Se trata del rigor del protocolo americano que indica que la Casa Blanca no invita a jefes de Estado a la asunción presidencial.
Mauricio Macri no estará el 20 de enero de 2017 en Washington para participar de la toma de juramento de Donald Trump, el empresario multimillonario que está en condiciones de enterrar por al menos cuatro años una agenda geopolítica que pretendía cerrar la brecha entre ricos y pobres, ayudar a los refugiados, combatir los efectos del cambio climático y establecer acuerdos económicos multilaterales para profundizar la globalización del siglo XXI.
Trump designó un gabinete con banqueros que se hicieron multimillonarios aprovechando la crisis financiera de 2008, exfuncionarios con pasado racista, generales que rechazan la vía diplomática para resolver la crisis centenaria de Medio Oriente, fiscales que no consideran probadas las consecuencias del Cambio Climático y editores de medios electrónicos que publicaron noticias falsas para beneficiar la campaña electoral del candidato republicano.
Precisamente, Macri hizo un largo raid mundial para presentar una agenda internacional que está en las antípodas de la ideología dominante que detentan los futuros secretarios y directores que ejercerán el poder de Trump en la Casa Blanca y los alrededores de Washington. Es decir, el Presidente tiene un problema grave en ciernes: se adecua a la perspectiva de Trump o toma distancia y busca una alianza diplomática que reviva al Mercosur, establezca un tratado con la Unión Europea y fije reglas de juego precisas con China y su influencia en el Pacífico.
Los principales asesores de Macri sostienen que es posible apaciguar la ofensiva imperial que ejecutará Trump desde el Salón Oval. Creen que el pasado en común entre ambos presidentes servirá para acortar las diferencias y establecer una agenda común. Una falacia que llevará a un callejón sin salida: el mandatario electo ya estableció una pelea perpetua con los medios liberales –New York Times y Washington Post, entre otros- y con la Agencia Central de Inteligencia (CIA) y la línea profesional del Departamento de Estado, por su decisión de enfrentar ciertas posiciones que el equipo de transición de Trump explicitó sobre la actuación de supuestos hackers rusos durante la campaña electoral.
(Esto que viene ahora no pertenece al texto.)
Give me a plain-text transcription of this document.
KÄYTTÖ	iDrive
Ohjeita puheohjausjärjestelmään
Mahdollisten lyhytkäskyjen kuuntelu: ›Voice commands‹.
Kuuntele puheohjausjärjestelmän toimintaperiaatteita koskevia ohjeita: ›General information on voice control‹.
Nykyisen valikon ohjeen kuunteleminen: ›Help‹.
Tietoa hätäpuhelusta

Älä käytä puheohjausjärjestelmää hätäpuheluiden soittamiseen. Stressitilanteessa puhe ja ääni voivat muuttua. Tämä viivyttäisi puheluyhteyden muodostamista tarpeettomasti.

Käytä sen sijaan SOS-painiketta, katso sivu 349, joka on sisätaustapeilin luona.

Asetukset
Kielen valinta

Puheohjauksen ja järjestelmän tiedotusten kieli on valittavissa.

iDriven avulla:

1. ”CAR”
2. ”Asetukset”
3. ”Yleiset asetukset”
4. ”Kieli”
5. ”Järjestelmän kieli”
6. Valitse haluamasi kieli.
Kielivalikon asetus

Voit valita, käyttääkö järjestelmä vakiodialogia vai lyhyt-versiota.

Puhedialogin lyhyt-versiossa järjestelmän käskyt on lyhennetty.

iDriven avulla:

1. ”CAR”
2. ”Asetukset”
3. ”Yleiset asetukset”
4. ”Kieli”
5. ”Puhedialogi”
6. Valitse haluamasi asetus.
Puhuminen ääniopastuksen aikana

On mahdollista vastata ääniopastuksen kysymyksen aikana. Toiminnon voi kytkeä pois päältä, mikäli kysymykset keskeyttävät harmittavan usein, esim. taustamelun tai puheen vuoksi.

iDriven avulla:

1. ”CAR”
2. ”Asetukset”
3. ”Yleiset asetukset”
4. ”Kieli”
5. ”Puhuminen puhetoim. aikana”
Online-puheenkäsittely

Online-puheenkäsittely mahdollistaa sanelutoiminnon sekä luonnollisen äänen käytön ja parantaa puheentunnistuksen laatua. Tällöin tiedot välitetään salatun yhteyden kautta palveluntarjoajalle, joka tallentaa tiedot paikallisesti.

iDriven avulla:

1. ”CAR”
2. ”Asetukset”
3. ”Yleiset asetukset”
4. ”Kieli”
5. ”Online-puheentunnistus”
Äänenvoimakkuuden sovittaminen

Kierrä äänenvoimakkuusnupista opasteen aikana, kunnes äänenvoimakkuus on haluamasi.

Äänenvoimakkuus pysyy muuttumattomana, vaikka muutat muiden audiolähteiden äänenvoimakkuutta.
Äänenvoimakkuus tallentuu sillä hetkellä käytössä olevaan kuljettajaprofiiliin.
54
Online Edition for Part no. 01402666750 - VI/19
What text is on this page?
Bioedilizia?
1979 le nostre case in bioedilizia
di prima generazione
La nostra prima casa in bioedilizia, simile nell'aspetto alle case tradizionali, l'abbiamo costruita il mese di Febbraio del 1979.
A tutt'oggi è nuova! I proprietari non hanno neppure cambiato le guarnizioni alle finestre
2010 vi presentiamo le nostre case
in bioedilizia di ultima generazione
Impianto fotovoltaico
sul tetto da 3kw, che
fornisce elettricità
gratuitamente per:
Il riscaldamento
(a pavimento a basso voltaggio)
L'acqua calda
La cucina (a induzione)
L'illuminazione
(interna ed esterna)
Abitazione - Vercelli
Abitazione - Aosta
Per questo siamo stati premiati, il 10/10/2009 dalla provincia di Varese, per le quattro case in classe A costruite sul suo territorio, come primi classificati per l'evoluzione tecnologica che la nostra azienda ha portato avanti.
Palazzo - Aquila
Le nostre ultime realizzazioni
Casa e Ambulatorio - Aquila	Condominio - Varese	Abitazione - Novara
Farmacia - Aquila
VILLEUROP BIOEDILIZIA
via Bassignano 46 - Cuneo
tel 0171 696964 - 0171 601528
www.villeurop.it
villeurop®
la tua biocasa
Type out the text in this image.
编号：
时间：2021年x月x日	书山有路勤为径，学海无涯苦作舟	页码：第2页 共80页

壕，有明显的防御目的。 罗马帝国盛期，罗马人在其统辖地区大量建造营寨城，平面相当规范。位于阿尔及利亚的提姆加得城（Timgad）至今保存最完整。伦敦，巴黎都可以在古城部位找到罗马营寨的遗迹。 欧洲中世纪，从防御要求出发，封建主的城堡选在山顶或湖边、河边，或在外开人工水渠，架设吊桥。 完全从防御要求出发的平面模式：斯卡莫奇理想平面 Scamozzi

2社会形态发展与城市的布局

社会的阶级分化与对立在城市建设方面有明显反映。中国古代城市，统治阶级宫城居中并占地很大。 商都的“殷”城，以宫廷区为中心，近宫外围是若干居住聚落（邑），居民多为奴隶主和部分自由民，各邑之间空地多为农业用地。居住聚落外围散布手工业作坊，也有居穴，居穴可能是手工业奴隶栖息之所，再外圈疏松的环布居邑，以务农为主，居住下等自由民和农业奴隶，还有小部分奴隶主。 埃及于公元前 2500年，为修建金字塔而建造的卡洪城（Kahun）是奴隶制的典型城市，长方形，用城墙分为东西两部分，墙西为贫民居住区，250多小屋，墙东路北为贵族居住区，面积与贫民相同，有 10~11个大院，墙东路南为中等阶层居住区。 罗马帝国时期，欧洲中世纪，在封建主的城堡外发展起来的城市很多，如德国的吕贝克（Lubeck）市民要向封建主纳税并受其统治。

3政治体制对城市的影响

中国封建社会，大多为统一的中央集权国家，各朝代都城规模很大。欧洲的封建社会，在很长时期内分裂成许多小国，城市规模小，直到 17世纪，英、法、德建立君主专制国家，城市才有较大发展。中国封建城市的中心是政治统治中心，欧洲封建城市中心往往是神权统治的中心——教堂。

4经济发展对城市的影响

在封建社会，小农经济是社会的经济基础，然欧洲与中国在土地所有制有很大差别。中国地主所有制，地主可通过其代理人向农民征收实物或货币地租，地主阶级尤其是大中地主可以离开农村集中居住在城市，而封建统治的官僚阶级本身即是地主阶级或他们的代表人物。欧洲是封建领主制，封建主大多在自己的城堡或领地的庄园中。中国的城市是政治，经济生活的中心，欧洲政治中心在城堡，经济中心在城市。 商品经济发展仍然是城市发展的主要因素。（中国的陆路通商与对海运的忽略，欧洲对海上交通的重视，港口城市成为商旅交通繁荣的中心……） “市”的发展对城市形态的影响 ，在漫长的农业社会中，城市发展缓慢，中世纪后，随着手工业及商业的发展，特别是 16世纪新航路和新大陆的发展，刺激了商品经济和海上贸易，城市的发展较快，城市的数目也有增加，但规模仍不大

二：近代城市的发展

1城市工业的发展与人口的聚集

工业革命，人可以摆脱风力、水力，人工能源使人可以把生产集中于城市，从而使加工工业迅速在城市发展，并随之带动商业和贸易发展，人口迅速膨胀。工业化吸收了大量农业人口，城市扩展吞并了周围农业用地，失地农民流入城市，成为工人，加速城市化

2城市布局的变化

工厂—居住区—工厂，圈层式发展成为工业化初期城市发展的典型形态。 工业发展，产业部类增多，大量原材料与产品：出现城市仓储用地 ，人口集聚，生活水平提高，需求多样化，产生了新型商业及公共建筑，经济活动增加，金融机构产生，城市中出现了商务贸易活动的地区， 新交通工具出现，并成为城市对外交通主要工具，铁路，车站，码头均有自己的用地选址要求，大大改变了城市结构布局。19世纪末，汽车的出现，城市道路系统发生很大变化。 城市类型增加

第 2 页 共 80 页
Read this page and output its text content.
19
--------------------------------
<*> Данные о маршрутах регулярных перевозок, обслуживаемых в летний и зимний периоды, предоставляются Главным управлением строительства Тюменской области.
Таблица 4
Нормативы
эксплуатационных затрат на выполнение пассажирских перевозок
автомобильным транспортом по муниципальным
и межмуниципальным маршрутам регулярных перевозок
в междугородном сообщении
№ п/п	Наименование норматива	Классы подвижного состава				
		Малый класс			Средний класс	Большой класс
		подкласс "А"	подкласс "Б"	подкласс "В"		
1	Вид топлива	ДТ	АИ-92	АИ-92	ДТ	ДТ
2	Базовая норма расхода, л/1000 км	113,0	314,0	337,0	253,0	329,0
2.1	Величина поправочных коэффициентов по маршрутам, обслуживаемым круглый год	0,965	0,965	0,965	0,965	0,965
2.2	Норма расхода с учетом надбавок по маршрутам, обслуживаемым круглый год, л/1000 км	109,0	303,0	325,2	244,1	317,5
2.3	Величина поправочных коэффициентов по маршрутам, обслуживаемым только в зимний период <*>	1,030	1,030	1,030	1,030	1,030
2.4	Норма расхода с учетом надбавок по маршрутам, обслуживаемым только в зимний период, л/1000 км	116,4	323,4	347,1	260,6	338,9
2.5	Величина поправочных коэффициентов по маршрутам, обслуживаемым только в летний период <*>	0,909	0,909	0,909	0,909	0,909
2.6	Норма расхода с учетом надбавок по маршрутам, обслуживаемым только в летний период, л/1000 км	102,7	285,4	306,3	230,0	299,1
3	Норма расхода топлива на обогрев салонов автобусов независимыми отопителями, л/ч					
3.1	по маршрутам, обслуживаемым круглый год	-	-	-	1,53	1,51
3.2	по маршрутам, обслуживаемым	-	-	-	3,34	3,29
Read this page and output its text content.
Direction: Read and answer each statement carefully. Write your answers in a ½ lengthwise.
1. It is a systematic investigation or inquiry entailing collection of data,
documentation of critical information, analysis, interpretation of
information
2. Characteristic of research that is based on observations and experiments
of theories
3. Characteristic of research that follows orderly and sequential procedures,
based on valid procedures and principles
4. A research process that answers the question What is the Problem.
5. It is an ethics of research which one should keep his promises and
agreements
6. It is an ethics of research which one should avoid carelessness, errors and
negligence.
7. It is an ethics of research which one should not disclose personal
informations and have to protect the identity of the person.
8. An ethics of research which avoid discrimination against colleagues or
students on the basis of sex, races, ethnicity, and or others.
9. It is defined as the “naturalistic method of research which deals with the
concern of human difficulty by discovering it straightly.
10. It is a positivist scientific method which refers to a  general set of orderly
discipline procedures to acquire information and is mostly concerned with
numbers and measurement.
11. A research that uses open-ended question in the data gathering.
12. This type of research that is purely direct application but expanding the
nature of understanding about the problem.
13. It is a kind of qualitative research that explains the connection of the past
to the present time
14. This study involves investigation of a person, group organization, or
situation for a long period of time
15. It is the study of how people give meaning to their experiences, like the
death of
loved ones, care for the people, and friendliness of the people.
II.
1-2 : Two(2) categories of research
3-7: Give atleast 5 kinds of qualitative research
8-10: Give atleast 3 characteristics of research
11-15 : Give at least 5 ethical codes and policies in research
Entonces, si Trump avanza contra el New York Times y la CIA porque no aceptan su discurso dogmático, no hay que haber leído a Henry Kissinger para saber qué hará frente a una negativa del gobierno argentino. Macri debe asumir que Trump no observa el mundo como Barack Obama, y que las relaciones bilaterales con Estados Unidos ya no están en un período de primavera diplomática. Aunque en las cercanías del presidente argentino se asegure que "hay onda" y que ambos presidentes "se tutean por el pasado en común".
Pero esta nueva coyuntura no debe implicar un enfriamiento de las relaciones entre Buenos Aires y Washington. Simplemente hay que tomar lo que llegue, fijar una equidistancia realista cuando la diplomacia de Trump comience a causar daño alrededor del mundo y buscar aliados que impliquen una señal hacia la Casa Blanca y una ratificación de la ideología que Macri estableció para su ejercicio de las relaciones exteriores.
En este sentido, el Presidente debe encontrar la manera de relanzar el Mercosur, pese a la crisis de legitimidad que asfixia a Michel Temer. Es difícil, pero Macri debe oxigenar al Mercosur, sin que ello implique apoyar a un gobierno que finalmente caerá por los casos de corrupción que involucran a sus principales figuras. Si Brasil no es rescatado, Argentina estará en condiciones de inferioridad para cerrar acuerdos con aliados de otros continentes.